OBJECTIVE: To assess the relationship between body fat distribution and incident lower-extremity arterial disease (LEAD). RESEARCH DESIGN AND METHODS: We included 155,925 postmenopausal women with anthropometric measures from the Women's Health Initiative who had no known LEAD at recruitment. A subset of 10,894 participants had body composition data quantified by DXA. Incident cases of symptomatic LEAD were ascertained and adjudicated through medical record review. RESULTS: We identified 1,152 incident cases of LEAD during a median 18.8 years follow-up. After multivariable adjustment and mutual adjustment, waist and hip circumferences were positively and inversely associated with risk of LEAD, respectively (both P-trend < 0.0001).

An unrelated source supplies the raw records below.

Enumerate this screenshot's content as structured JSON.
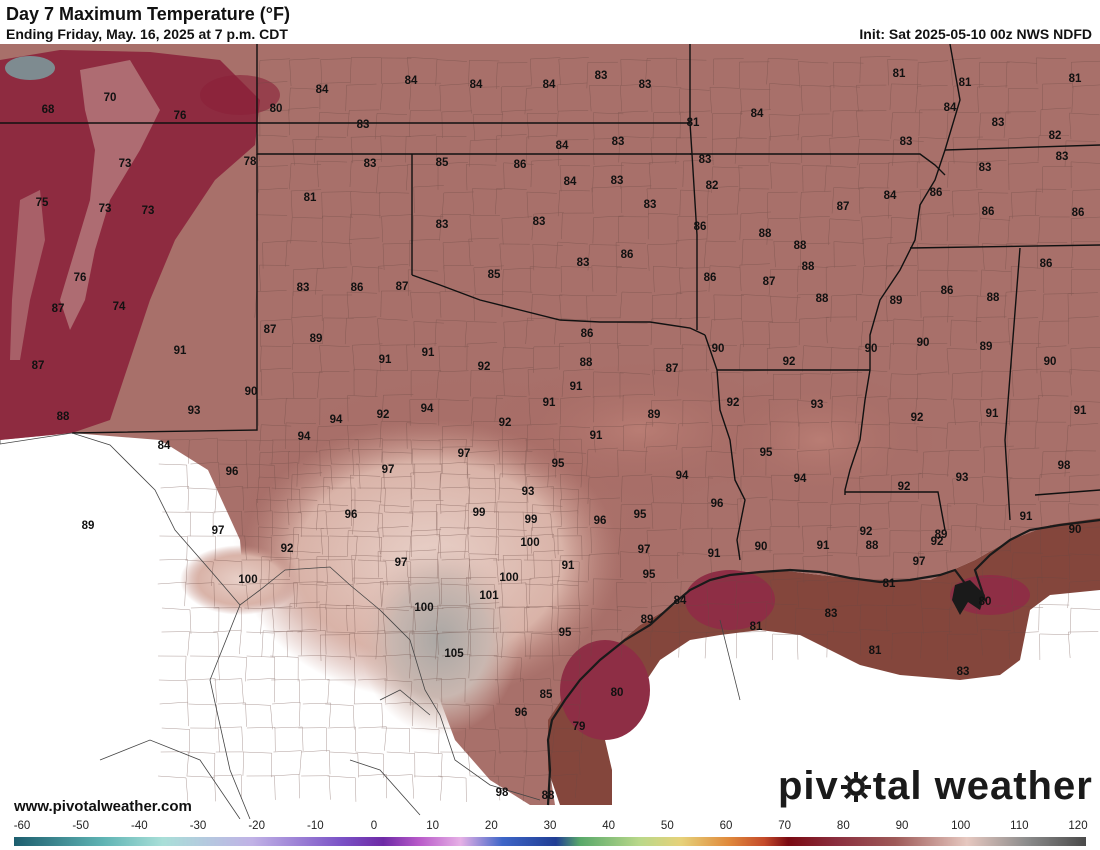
{
  "header": {
    "title": "Day 7 Maximum Temperature (°F)",
    "subtitle": "Ending Friday, May. 16, 2025 at 7 p.m. CDT",
    "init": "Init: Sat 2025-05-10 00z NWS NDFD"
  },
  "footer": {
    "website": "www.pivotalweather.com",
    "brand_left": "piv",
    "brand_right": "tal weather",
    "brand_icon": "gear-icon"
  },
  "colors": {
    "background_map": "#ffffff",
    "hot_brown": "#7a3a32",
    "warm_mauve": "#b07068",
    "mild_pink": "#d8b4ac",
    "hottest_gray": "#b8b4b0",
    "gulf_brown": "#85453a",
    "gulf_hot": "#8e2e45",
    "mountain_crimson": "#8a1f38",
    "border_black": "#111111",
    "county_line": "#6b4a44"
  },
  "color_scale": {
    "labels": [
      "-60",
      "-50",
      "-40",
      "-30",
      "-20",
      "-10",
      "0",
      "10",
      "20",
      "30",
      "40",
      "50",
      "60",
      "70",
      "80",
      "90",
      "100",
      "110",
      "120"
    ],
    "min": -60,
    "max": 120,
    "stops": [
      {
        "v": -60,
        "c": "#1d5e6e"
      },
      {
        "v": -45,
        "c": "#5fb4b4"
      },
      {
        "v": -35,
        "c": "#a9dfd8"
      },
      {
        "v": -20,
        "c": "#c0b2e6"
      },
      {
        "v": -5,
        "c": "#7a52c6"
      },
      {
        "v": 2,
        "c": "#6e2aa6"
      },
      {
        "v": 8,
        "c": "#b85ac9"
      },
      {
        "v": 15,
        "c": "#e6b0e6"
      },
      {
        "v": 22,
        "c": "#3e66c8"
      },
      {
        "v": 31,
        "c": "#203e94"
      },
      {
        "v": 35,
        "c": "#58a86a"
      },
      {
        "v": 45,
        "c": "#b9d88a"
      },
      {
        "v": 52,
        "c": "#e6d27a"
      },
      {
        "v": 60,
        "c": "#e08a3c"
      },
      {
        "v": 66,
        "c": "#c44a2a"
      },
      {
        "v": 70,
        "c": "#7a0a12"
      },
      {
        "v": 78,
        "c": "#8a2e3e"
      },
      {
        "v": 88,
        "c": "#9e5a58"
      },
      {
        "v": 100,
        "c": "#e6c8c0"
      },
      {
        "v": 110,
        "c": "#8c8c8c"
      },
      {
        "v": 120,
        "c": "#4a4a4a"
      }
    ]
  },
  "temperatures": [
    {
      "t": "68"
    },
    {
      "t": "70"
    },
    {
      "t": "76"
    },
    {
      "t": "80"
    },
    {
      "t": "84"
    },
    {
      "t": "84"
    },
    {
      "t": "84"
    },
    {
      "t": "84"
    },
    {
      "t": "83"
    },
    {
      "t": "83"
    },
    {
      "t": "81"
    },
    {
      "t": "81"
    },
    {
      "t": "83"
    },
    {
      "t": "84"
    },
    {
      "t": "83"
    },
    {
      "t": "81"
    },
    {
      "t": "73"
    },
    {
      "t": "78"
    },
    {
      "t": "84"
    },
    {
      "t": "83"
    },
    {
      "t": "85"
    },
    {
      "t": "86"
    },
    {
      "t": "84"
    },
    {
      "t": "83"
    },
    {
      "t": "83"
    },
    {
      "t": "83"
    },
    {
      "t": "82"
    },
    {
      "t": "83"
    },
    {
      "t": "83"
    },
    {
      "t": "75"
    },
    {
      "t": "73"
    },
    {
      "t": "73"
    },
    {
      "t": "81"
    },
    {
      "t": "83"
    },
    {
      "t": "83"
    },
    {
      "t": "84"
    },
    {
      "t": "86"
    },
    {
      "t": "86"
    },
    {
      "t": "87"
    },
    {
      "t": "86"
    },
    {
      "t": "82"
    },
    {
      "t": "84"
    },
    {
      "t": "81"
    },
    {
      "t": "83"
    },
    {
      "t": "83"
    },
    {
      "t": "86"
    },
    {
      "t": "88"
    },
    {
      "t": "88"
    },
    {
      "t": "86"
    },
    {
      "t": "85"
    },
    {
      "t": "83"
    },
    {
      "t": "83"
    },
    {
      "t": "86"
    },
    {
      "t": "87"
    },
    {
      "t": "88"
    },
    {
      "t": "88"
    },
    {
      "t": "86"
    },
    {
      "t": "88"
    },
    {
      "t": "89"
    },
    {
      "t": "87"
    },
    {
      "t": "74"
    },
    {
      "t": "87"
    },
    {
      "t": "89"
    },
    {
      "t": "87"
    },
    {
      "t": "86"
    },
    {
      "t": "86"
    },
    {
      "t": "90"
    },
    {
      "t": "92"
    },
    {
      "t": "90"
    },
    {
      "t": "90"
    },
    {
      "t": "89"
    },
    {
      "t": "90"
    },
    {
      "t": "91"
    },
    {
      "t": "87"
    },
    {
      "t": "91"
    },
    {
      "t": "91"
    },
    {
      "t": "92"
    },
    {
      "t": "88"
    },
    {
      "t": "87"
    },
    {
      "t": "86"
    },
    {
      "t": "90"
    },
    {
      "t": "91"
    },
    {
      "t": "92"
    },
    {
      "t": "93"
    },
    {
      "t": "92"
    },
    {
      "t": "91"
    },
    {
      "t": "91"
    },
    {
      "t": "88"
    },
    {
      "t": "93"
    },
    {
      "t": "94"
    },
    {
      "t": "92"
    },
    {
      "t": "94"
    },
    {
      "t": "92"
    },
    {
      "t": "89"
    },
    {
      "t": "91"
    },
    {
      "t": "95"
    },
    {
      "t": "94"
    },
    {
      "t": "84"
    },
    {
      "t": "96"
    },
    {
      "t": "97"
    },
    {
      "t": "97"
    },
    {
      "t": "95"
    },
    {
      "t": "94"
    },
    {
      "t": "91"
    },
    {
      "t": "94"
    },
    {
      "t": "92"
    },
    {
      "t": "93"
    },
    {
      "t": "98"
    },
    {
      "t": "93"
    },
    {
      "t": "96"
    },
    {
      "t": "99"
    },
    {
      "t": "99"
    },
    {
      "t": "96"
    },
    {
      "t": "95"
    },
    {
      "t": "91"
    },
    {
      "t": "96"
    },
    {
      "t": "100"
    },
    {
      "t": "97"
    },
    {
      "t": "97"
    },
    {
      "t": "91"
    },
    {
      "t": "90"
    },
    {
      "t": "91"
    },
    {
      "t": "92"
    },
    {
      "t": "92"
    },
    {
      "t": "89"
    },
    {
      "t": "91"
    },
    {
      "t": "89"
    },
    {
      "t": "90"
    },
    {
      "t": "100"
    },
    {
      "t": "97"
    },
    {
      "t": "100"
    },
    {
      "t": "95"
    },
    {
      "t": "84"
    },
    {
      "t": "101"
    },
    {
      "t": "100"
    },
    {
      "t": "89"
    },
    {
      "t": "81"
    },
    {
      "t": "83"
    },
    {
      "t": "80"
    },
    {
      "t": "95"
    },
    {
      "t": "105"
    },
    {
      "t": "81"
    },
    {
      "t": "81"
    },
    {
      "t": "83"
    },
    {
      "t": "80"
    },
    {
      "t": "85"
    },
    {
      "t": "96"
    },
    {
      "t": "79"
    },
    {
      "t": "98"
    },
    {
      "t": "88"
    },
    {
      "t": "97"
    },
    {
      "t": "92"
    },
    {
      "t": "88"
    },
    {
      "t": "76"
    }
  ]
}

In a subset (n = 22,561) where various cardiometabolic biomarkers were quantified, a similar positive association of waist circumference with risk of LEAD was eliminated after adjustment for diabetes and HOMA of insulin resistance (P-trend = 0.89), whereas hip circumference remained inversely associated with the risk after adjustment for major cardiometabolic traits (P-trend = 0.0031). In the DXA subset, higher trunk fat (P-trend = 0.0081) and higher leg fat (P-trend < 0.0001) were associated with higher and lower risk of LEAD, respectively. Further adjustment for diabetes, dyslipidemia, and blood pressure diminished the association for trunk fat (P-trend = 0.49), yet the inverse association for leg fat persisted (P-trend = 0.0082). CONCLUSIONS: Among U.S. postmenopausal women, a positive association of upper-body fat with risk of LEAD appeared to be attributable to traditional risk factors, especially insulin resistance. Lower-body fat was inversely associated with risk of LEAD beyond known risk factors.